Im Binnenland vermischt sich die alteingesessene keltische Bevölkerung mit den hinzugezogenen Römern. Die Region bekommt den Namen Raetia und erstreckt sich von den Rheinquellen bis zum unteren Inn. Das Land genießt die relative Ruhe einer fernab von Rom gelegenen Provinz, bis im dritten Jahrhundert verstärkt germanische Stämme die Limesgrenze überrennen. Sie ziehen plündernd und brandschatzend nach Süden. Bedingt durch die innenpolitische Schwäche des Reiches, entscheidet sich Kaiser Probus (276 - 282 n. Chr.) daraufhin, die Flüsse Donau, Iller und Rhein als Außengrenze festzusetzen. Westlich der Iller befindet sich von nun an das Land der Alemannen. Entlang der Iller entstehen Kastelle zur Verteidigung der Flussgrenze. Darunter Caelius mons, das heutige Kellmünz.
Noch heute können sich Geschichtsinteressierte ein Bild von der Anlage machen, die um das Jahr 297 n. Chr. errichtet wurde. Der nordwestliche Teil der Befestigung ist nämlich seit einigen Jahren, wie berichtet, in einen Archäologischen Park integriert. Zahlreiche Türme und ein gewaltiges Osttor schützten die 200 bis 300 Mann Besatzung. Als Versammlungsort diente eine einschiffige Aula, über deren Grundmauern später die heutige St. Martinskirche errichtet wurde. Der Grundriss dieser Halle kann auf dem Kirchhof ausgemacht werden.
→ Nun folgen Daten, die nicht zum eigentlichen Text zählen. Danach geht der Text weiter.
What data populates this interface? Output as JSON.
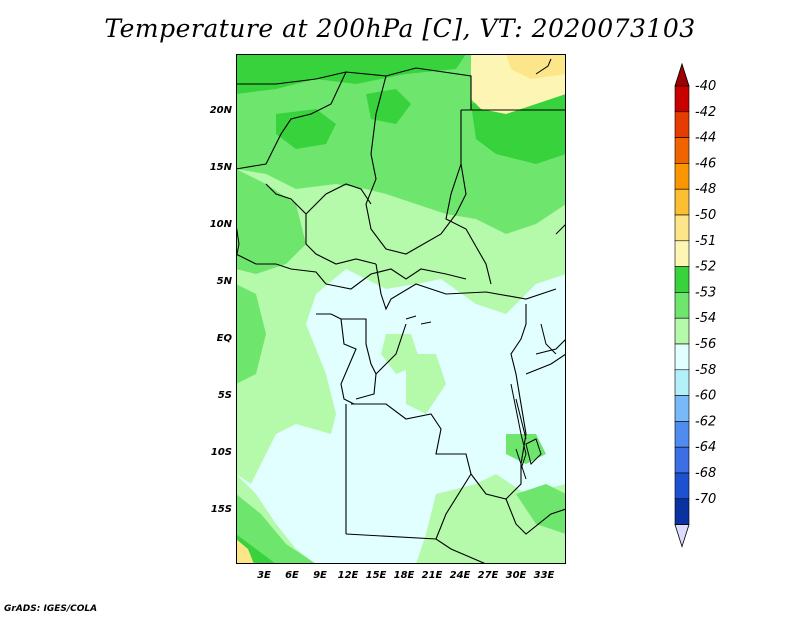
{
  "title": "Temperature at 200hPa [C], VT: 2020073103",
  "credit": "GrADS: IGES/COLA",
  "lat_ticks": [
    "20N",
    "15N",
    "10N",
    "5N",
    "EQ",
    "5S",
    "10S",
    "15S"
  ],
  "lon_ticks": [
    "3E",
    "6E",
    "9E",
    "12E",
    "15E",
    "18E",
    "21E",
    "24E",
    "27E",
    "30E",
    "33E"
  ],
  "colorbar": [
    {
      "label": "-40",
      "color": "#c80000"
    },
    {
      "label": "-42",
      "color": "#e63c00"
    },
    {
      "label": "-44",
      "color": "#f06400"
    },
    {
      "label": "-46",
      "color": "#fa9600"
    },
    {
      "label": "-48",
      "color": "#fcbe32"
    },
    {
      "label": "-50",
      "color": "#fde68a"
    },
    {
      "label": "-51",
      "color": "#fdf5b4"
    },
    {
      "label": "-52",
      "color": "#37d23c"
    },
    {
      "label": "-53",
      "color": "#6ee66e"
    },
    {
      "label": "-54",
      "color": "#b4faaa"
    },
    {
      "label": "-56",
      "color": "#e1ffff"
    },
    {
      "label": "-58",
      "color": "#b4f0fa"
    },
    {
      "label": "-60",
      "color": "#78b9fa"
    },
    {
      "label": "-62",
      "color": "#508cf0"
    },
    {
      "label": "-64",
      "color": "#3c6ee6"
    },
    {
      "label": "-68",
      "color": "#1e50d2"
    },
    {
      "label": "-70",
      "color": "#0a32a0"
    }
  ],
  "colorbar_bottom_color": "#dcdcff",
  "colorbar_top_color": "#a00000"
}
Neben mehreren hölzernen Mannschaftsbaracken befand sich möglicherweise auch ein Steinbau der Kommandantur innerhalb der Kastellmauern. Caelius mons befand sich ungefähr auf halber Strecke zwischen den Nachbarkastellen Cambodunum (Kempten) und Guntia (Günzburg). Der wahrscheinliche Verlauf dieser Römerstraße nach Norden folgte wohl dem leicht erhöhten und somit nicht vom Hochwasser bedrohten Terrain östlich der Illerniederung. Entlang dieser Ausfallstraßen ließen sich ehemalige Soldaten nieder, die in der Armee gedient haben. Eine Villa mit einem Stück Land war der Lohn für jahrzehntelangen Staatsdienst. Die jüngsten Ausgrabungen einer Bäderanlage in Illertissen könnten Bestandteil einer solchen villa rustica sein. Die römische Vorherrschaft endete in unserer Region spätestens in der Mitte des fünften Jahrhunderts. Römische Legionäre zogen ab nach Italien, das Land lag offen für eine neue Besiedlung, die diesmal aus dem Norden erfolgte – die Alemannen.